Parerga y paralipomena II
Parerga y paralipomena II Quizá se pueda caracterizar el espíritu de los antiguos diciendo que siempre y en todas las cosas se esforzaron por permanecer lo más cerca posible de la naturaleza; y, en cambio, el espíritu de la época moderna se caracteriza por el empeño en alejarse lo más posible de ella. Obsérvense la ropa, las costumbres, los utensilios, las viviendas, los vasos, el arte, la religión y las formas de vida de los antiguos y los modernos.
Sin embargo, los griegos estuvieron muy por detrás de nosotros en las artes mecánicas y técnicas, así como en todas las ramas de la ciencia natural; porque esas cosas requieren más tiempo, paciencia, método y experiencia que elevadas potencias espirituales. De ahí que en la mayoría de las obras de ciencia natural de los antiguos podamos aprender poco más que cuáles eran las cosas que ellos desconocían.
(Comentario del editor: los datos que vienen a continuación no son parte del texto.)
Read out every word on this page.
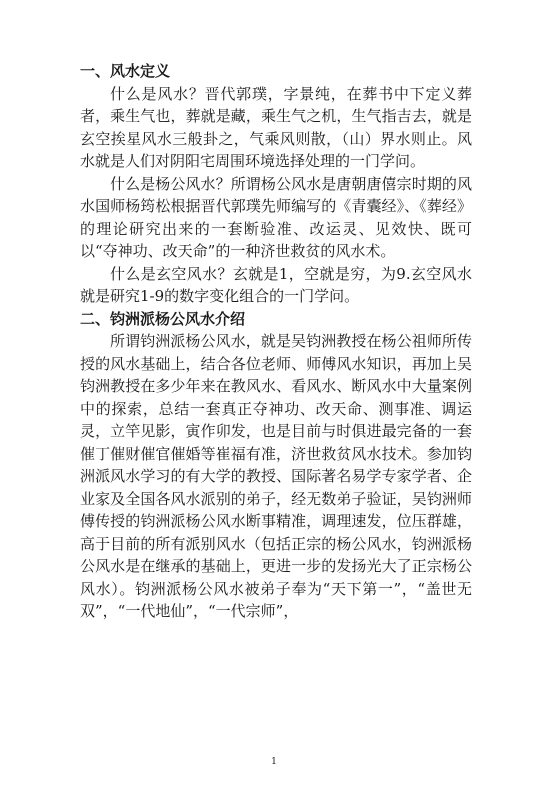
一、风水定义

什么是风水？晋代郭璞，字景纯，在葬书中下定义葬者，乘生气也，葬就是藏，乘生气之机，生气指吉去，就是玄空挨星风水三般卦之，气乘风则散，（山）界水则止。风水就是人们对阴阳宅周围环境选择处理的一门学问。

什么是杨公风水？所谓杨公风水是唐朝唐僖宗时期的风水国师杨筠松根据晋代郭璞先师编写的《青囊经》、《葬经》的理论研究出来的一套断验准、改运灵、见效快、既可以“夺神功、改天命”的一种济世救贫的风水术。

什么是玄空风水？玄就是1，空就是穷，为9.玄空风水就是研究1-9的数字变化组合的一门学问。

二、钧洲派杨公风水介绍

所谓钧洲派杨公风水，就是吴钧洲教授在杨公祖师所传授的风水基础上，结合各位老师、师傅风水知识，再加上吴钧洲教授在多少年来在教风水、看风水、断风水中大量案例中的探索，总结一套真正夺神功、改天命、测事准、调运灵，立竿见影，寅作卯发，也是目前与时俱进最完备的一套催丁催财催官催婚等崔福有准，济世救贫风水技术。参加钧洲派风水学习的有大学的教授、国际著名易学专家学者、企业家及全国各风水派别的弟子，经无数弟子验证，吴钧洲师傅传授的钧洲派杨公风水断事精准，调理速发，位压群雄，高于目前的所有派别风水（包括正宗的杨公风水，钧洲派杨公风水是在继承的基础上，更进一步的发扬光大了正宗杨公风水）。钧洲派杨公风水被弟子奉为“天下第一”，“盖世无双”，“一代地仙”，“一代宗师”，

1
Quien quiera saber lo increíblemente amplia que es la ignorancia de los antiguos en física y fisiología que lea los Problemata de Aristóteles: son un verdadero specimen ignorantiae veterum[445]. Ciertamente, los Problemas están correctamente concebidos en su mayoría, y en parte de forma sutil: pero la mayor parte de sus soluciones son miserables, ya que no conocen más elementos de explicación que τό θερμόν και ψυχρόν, τό ξηρόν και υγρόν[446].